Freedom from Attachments
Happiness is found not in what you have or who you are, or what will be – happiness is the freedom from all attachments. Learn to let go of everything and anything that holds you back; this is a painful and difficult process, because we tend to superficially value much of what holds us back. These aren’t just material things or relationships, but they are also our treasured and cherished emotions and beliefs. Learn to recognise them as what they are, and teach yourself to let go. Happiness is the natural state of being; it was never absent and has never been lost, so trying to somehow “find” it is just another attachment. So long as you seek happiness, it will forever remain elusive. Just understand that all you need to do is let go.
Be The Difference
The world is not changed by opinions, but through actions. If you want to affect change, you need to provide a positive example – don’t just oppose and rant and rave, but become the difference yourself. Show others an alternative way to do things, or to live life. It is all about positive action.

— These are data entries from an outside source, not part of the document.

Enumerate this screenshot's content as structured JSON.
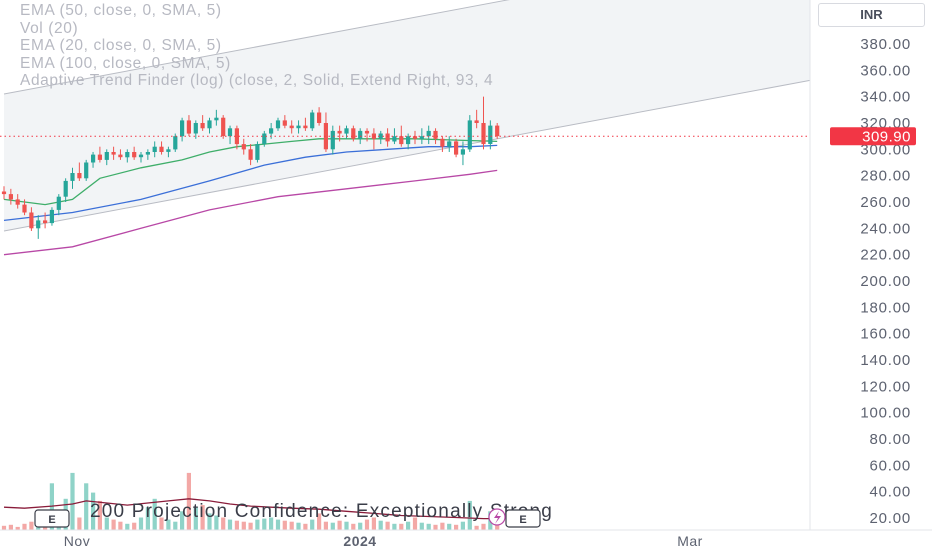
{
  "legend": {
    "line1": "EMA (50, close, 0, SMA, 5)",
    "line2": "Vol (20)",
    "line3": "EMA (20, close, 0, SMA, 5)",
    "line4": "EMA (100, close, 0, SMA, 5)",
    "line5": "Adaptive Trend Finder (log) (close, 2, Solid, Extend Right, 93, 4"
  },
  "currency": "INR",
  "price_tag": "309.90",
  "footer_text": "200 Projection Confidence: Exceptionally Strong",
  "earnings_marker": "E",
  "colors": {
    "up": "#26a69a",
    "down": "#ef5350",
    "ema20": "#3fae6a",
    "ema50": "#3b6fd8",
    "ema100": "#b848a6",
    "volume_ma": "#8a1c3a",
    "channel": "#b9bcc4",
    "price_tag": "#f23645"
  },
  "chart_data": {
    "type": "candlestick",
    "y_axis": {
      "ticks": [
        "380.00",
        "360.00",
        "340.00",
        "320.00",
        "300.00",
        "280.00",
        "260.00",
        "240.00",
        "220.00",
        "200.00",
        "180.00",
        "160.00",
        "140.00",
        "120.00",
        "100.00",
        "80.00",
        "60.00",
        "40.00",
        "20.00"
      ]
    },
    "x_axis": {
      "ticks": [
        "Nov",
        "2024",
        "Mar"
      ]
    },
    "ylim": [
      15,
      395
    ],
    "last_price": 309.9,
    "candles": [
      [
        268,
        272,
        262,
        266
      ],
      [
        266,
        270,
        258,
        262
      ],
      [
        262,
        266,
        255,
        258
      ],
      [
        258,
        262,
        250,
        252
      ],
      [
        252,
        256,
        238,
        240
      ],
      [
        240,
        250,
        232,
        246
      ],
      [
        246,
        252,
        240,
        244
      ],
      [
        244,
        256,
        242,
        254
      ],
      [
        254,
        266,
        250,
        264
      ],
      [
        264,
        278,
        260,
        276
      ],
      [
        276,
        286,
        270,
        282
      ],
      [
        282,
        290,
        276,
        278
      ],
      [
        278,
        292,
        276,
        290
      ],
      [
        290,
        298,
        286,
        296
      ],
      [
        296,
        302,
        290,
        292
      ],
      [
        292,
        300,
        288,
        298
      ],
      [
        298,
        302,
        292,
        296
      ],
      [
        296,
        300,
        292,
        294
      ],
      [
        294,
        300,
        290,
        298
      ],
      [
        298,
        302,
        292,
        294
      ],
      [
        294,
        298,
        290,
        296
      ],
      [
        296,
        300,
        292,
        298
      ],
      [
        298,
        306,
        294,
        302
      ],
      [
        302,
        306,
        296,
        298
      ],
      [
        298,
        302,
        294,
        300
      ],
      [
        300,
        312,
        298,
        310
      ],
      [
        310,
        324,
        306,
        322
      ],
      [
        322,
        326,
        310,
        312
      ],
      [
        312,
        322,
        308,
        320
      ],
      [
        320,
        326,
        314,
        316
      ],
      [
        316,
        324,
        312,
        322
      ],
      [
        322,
        330,
        318,
        324
      ],
      [
        324,
        326,
        308,
        310
      ],
      [
        310,
        318,
        304,
        316
      ],
      [
        316,
        318,
        300,
        304
      ],
      [
        304,
        308,
        296,
        300
      ],
      [
        300,
        304,
        288,
        292
      ],
      [
        292,
        306,
        290,
        304
      ],
      [
        304,
        314,
        302,
        312
      ],
      [
        312,
        320,
        308,
        316
      ],
      [
        316,
        324,
        314,
        322
      ],
      [
        322,
        326,
        316,
        318
      ],
      [
        318,
        322,
        312,
        316
      ],
      [
        316,
        322,
        312,
        318
      ],
      [
        318,
        324,
        314,
        316
      ],
      [
        316,
        330,
        314,
        328
      ],
      [
        328,
        332,
        318,
        320
      ],
      [
        320,
        328,
        298,
        300
      ],
      [
        300,
        318,
        296,
        314
      ],
      [
        314,
        318,
        306,
        312
      ],
      [
        312,
        318,
        308,
        316
      ],
      [
        316,
        318,
        306,
        308
      ],
      [
        308,
        316,
        304,
        314
      ],
      [
        314,
        316,
        306,
        312
      ],
      [
        312,
        316,
        300,
        308
      ],
      [
        308,
        314,
        304,
        312
      ],
      [
        312,
        316,
        302,
        306
      ],
      [
        306,
        316,
        304,
        310
      ],
      [
        310,
        318,
        302,
        304
      ],
      [
        304,
        312,
        300,
        310
      ],
      [
        310,
        314,
        304,
        308
      ],
      [
        308,
        316,
        304,
        310
      ],
      [
        310,
        318,
        304,
        314
      ],
      [
        314,
        316,
        304,
        308
      ],
      [
        308,
        310,
        298,
        302
      ],
      [
        302,
        310,
        298,
        306
      ],
      [
        306,
        308,
        294,
        296
      ],
      [
        296,
        306,
        288,
        300
      ],
      [
        300,
        326,
        298,
        322
      ],
      [
        322,
        330,
        316,
        320
      ],
      [
        320,
        340,
        300,
        304
      ],
      [
        304,
        322,
        300,
        318
      ],
      [
        318,
        320,
        308,
        310
      ]
    ],
    "ema20": [
      [
        0,
        262
      ],
      [
        6,
        258
      ],
      [
        10,
        262
      ],
      [
        14,
        278
      ],
      [
        20,
        286
      ],
      [
        26,
        292
      ],
      [
        30,
        298
      ],
      [
        34,
        302
      ],
      [
        38,
        304
      ],
      [
        42,
        306
      ],
      [
        46,
        308
      ],
      [
        50,
        308
      ],
      [
        56,
        308
      ],
      [
        60,
        308
      ],
      [
        66,
        307
      ],
      [
        72,
        306
      ]
    ],
    "ema50": [
      [
        0,
        246
      ],
      [
        10,
        252
      ],
      [
        20,
        262
      ],
      [
        30,
        276
      ],
      [
        38,
        288
      ],
      [
        44,
        294
      ],
      [
        50,
        298
      ],
      [
        56,
        300
      ],
      [
        62,
        302
      ],
      [
        68,
        302
      ],
      [
        72,
        303
      ]
    ],
    "ema100": [
      [
        0,
        220
      ],
      [
        10,
        226
      ],
      [
        20,
        240
      ],
      [
        30,
        254
      ],
      [
        40,
        264
      ],
      [
        50,
        270
      ],
      [
        60,
        276
      ],
      [
        68,
        281
      ],
      [
        72,
        284
      ]
    ],
    "channel": {
      "upper": [
        [
          0,
          342
        ],
        [
          72,
          412
        ]
      ],
      "lower": [
        [
          0,
          238
        ],
        [
          72,
          308
        ]
      ]
    },
    "volume": [
      4,
      5,
      3,
      6,
      8,
      6,
      10,
      45,
      12,
      30,
      55,
      12,
      45,
      36,
      28,
      12,
      10,
      8,
      6,
      7,
      12,
      22,
      30,
      12,
      10,
      8,
      18,
      55,
      22,
      24,
      16,
      14,
      12,
      10,
      9,
      8,
      7,
      10,
      11,
      12,
      10,
      9,
      8,
      7,
      6,
      10,
      16,
      8,
      7,
      9,
      8,
      6,
      7,
      10,
      12,
      9,
      8,
      6,
      6,
      8,
      12,
      7,
      6,
      5,
      7,
      6,
      5,
      8,
      28,
      4,
      6,
      18,
      12
    ],
    "volume_ma": [
      [
        0,
        22
      ],
      [
        3,
        21
      ],
      [
        7,
        23
      ],
      [
        10,
        25
      ],
      [
        12,
        28
      ],
      [
        15,
        26
      ],
      [
        18,
        24
      ],
      [
        21,
        26
      ],
      [
        24,
        28
      ],
      [
        27,
        30
      ],
      [
        30,
        28
      ],
      [
        33,
        25
      ],
      [
        36,
        23
      ],
      [
        39,
        22
      ],
      [
        42,
        21
      ],
      [
        46,
        20
      ],
      [
        50,
        18
      ],
      [
        54,
        16
      ],
      [
        58,
        14
      ],
      [
        62,
        13
      ],
      [
        66,
        12
      ],
      [
        70,
        11
      ],
      [
        72,
        11
      ]
    ],
    "volume_ylim": [
      0,
      130
    ]
  }
}
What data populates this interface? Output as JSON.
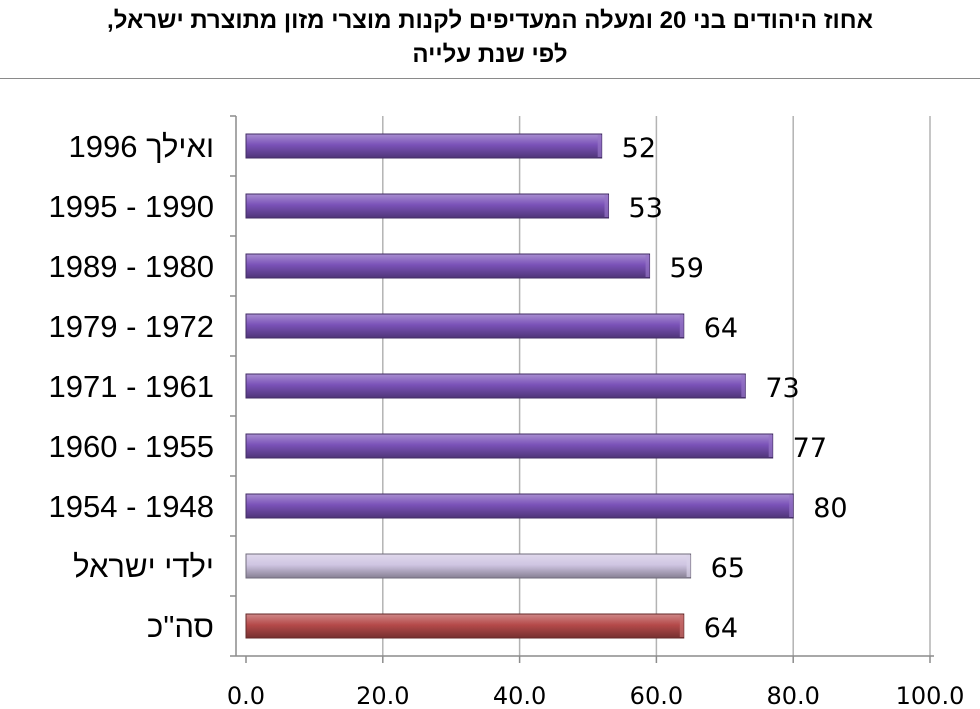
{
  "chart_data": {
    "type": "bar",
    "orientation": "horizontal",
    "title_lines": [
      "אחוז היהודים בני 20 ומעלה המעדיפים לקנות מוצרי מזון מתוצרת ישראל,",
      "לפי שנת עלייה"
    ],
    "categories": [
      "1996 ואילך",
      "1995 - 1990",
      "1989 - 1980",
      "1979 - 1972",
      "1971 - 1961",
      "1960 - 1955",
      "1954 - 1948",
      "ילדי ישראל",
      "סה\"כ"
    ],
    "values": [
      52,
      53,
      59,
      64,
      73,
      77,
      80,
      65,
      64
    ],
    "data_labels": [
      "52",
      "53",
      "59",
      "64",
      "73",
      "77",
      "80",
      "65",
      "64"
    ],
    "bar_colors": [
      "#7a52b8",
      "#7a52b8",
      "#7a52b8",
      "#7a52b8",
      "#7a52b8",
      "#7a52b8",
      "#7a52b8",
      "#cfc5e2",
      "#b54a4a"
    ],
    "xlim": [
      0,
      100
    ],
    "x_ticks": [
      "0.0",
      "20.0",
      "40.0",
      "60.0",
      "80.0",
      "100.0"
    ],
    "grid": "vertical",
    "legend": "none",
    "xlabel": "",
    "ylabel": ""
  }
}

Don’t seek to destroy the old, but instead create the new, and let others come to you once they see the alternative you show them. The old and the superfluous will slowly die off by itself over time, if a better option becomes apparent to those around you.
So how will you know that you have succeeded ? OptingOut! is a life-long process, a trial and challenge unlike anything you have encountered before, and many of us will never reach the end of this particular road. But there may come a morning, when you open the door of your house ( or caravan, or trailer, or tent,… ), and it seems a particularly beautiful day; you feel the wind and the rain, hear the birds, smell the plants around you, and it is all perfect, just as it is, and not how you may have wanted it. So you laugh at the cat, or your neighbour, or nothing in particular, just because you are happy, and everyone you look upon that moment will laugh with you, because they can feel that you are finally free. You are free because you have let go of everything, and precisely because you have let go of it all, your existence no longer lacks anything.
And that’s when you know you made it.